For Mr Bisi Omoleye, a Lebanese factory worker at a steel company, the experience is still the same.
“I only worked in that company for three days before I ran away. We were always warned not to touch the machine. In fact, a machine fell on my hand and twisted my bones. Till today I still nurse that hand. Though we were taken to their clinic, I want to tell you that we were not given first class treatment and when I complained, we were told to leave if the treatment was not okay with us.
“These Chinese companies don’t have any insurance for their staff. If you die, you die for nothing. These inhuman treatments made me run away after three days. Spending just that little time and till date I still feel the pain in this hand, that is the level of the kind of work we do there and the health hazards we are exposed to.”
Also commenting on the issue, Mrs Omoriye Victor said, “first, we are employed as casual workers, and I must tell you we resume as early as 8: 00 am and we close by 5pm and we are paid far less than the work we do. Normally, there should be uniforms we wear when operating the machine, but we wear our own cloths. The facilities in the factory are so bad, the toilets are in bad conditions, there are no private rooms for the ladies to change and so we have to change just any where around. Another thing is that when you are working, you are not expected to leave for whatever reason until break time. Though, in my company, if anyone sustains injuries , they treat and cater for the individual just because they don’t want it to go public. Some people who sustained injuries sometimes ago were promoted , but for how long will this compensation hold, after sometime when the individual can no longer perform as usual because he or she is now handicapped, then they dismiss him and someone who is already physically challenged will of course find it difficult getting another job.”
One common feature in most of the Chinese/Lebanese companies springing up in various industrial estates within Lagos State is the locked up gates.
The scenario is the same at a factory at Ogba Industrial Estate, which produces packed fruit juices, as well as another factory at Kirikiri Industrial Estate that produces perfumes, powder, nails and body cream.
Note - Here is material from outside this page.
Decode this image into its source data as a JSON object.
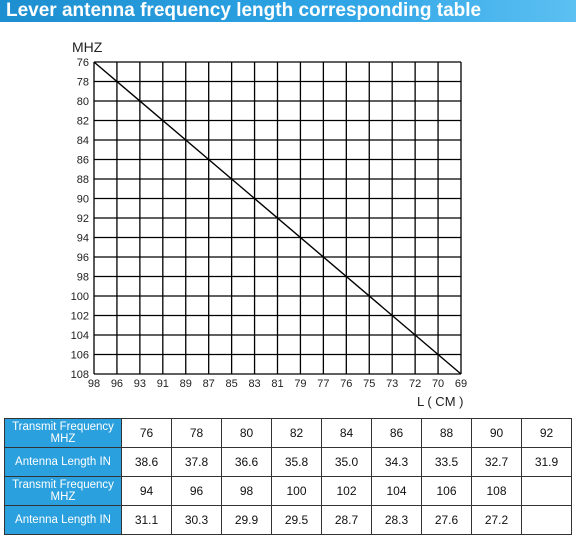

However, a Chinese businessman, Mr. Lee Davids, pointed out that the practice of having factories firmly locked is not peculiar to Nigeria.
Davids said factories in Asia and many European countries are usually locked during production to prevent pilfering or theft.
“It is true that we lock our factories while work is in progress. This is because many workers have been caught in the past stealing their employers’ products. You will be surprised that despite the security put in place as well as closing the entrance of the factory gate, workers still steal products.”
On why the workers are made to work 12 hours, Davids said the extra hours are paid for as over time, adding that the workers are told the terms and conditions of service before they are hired.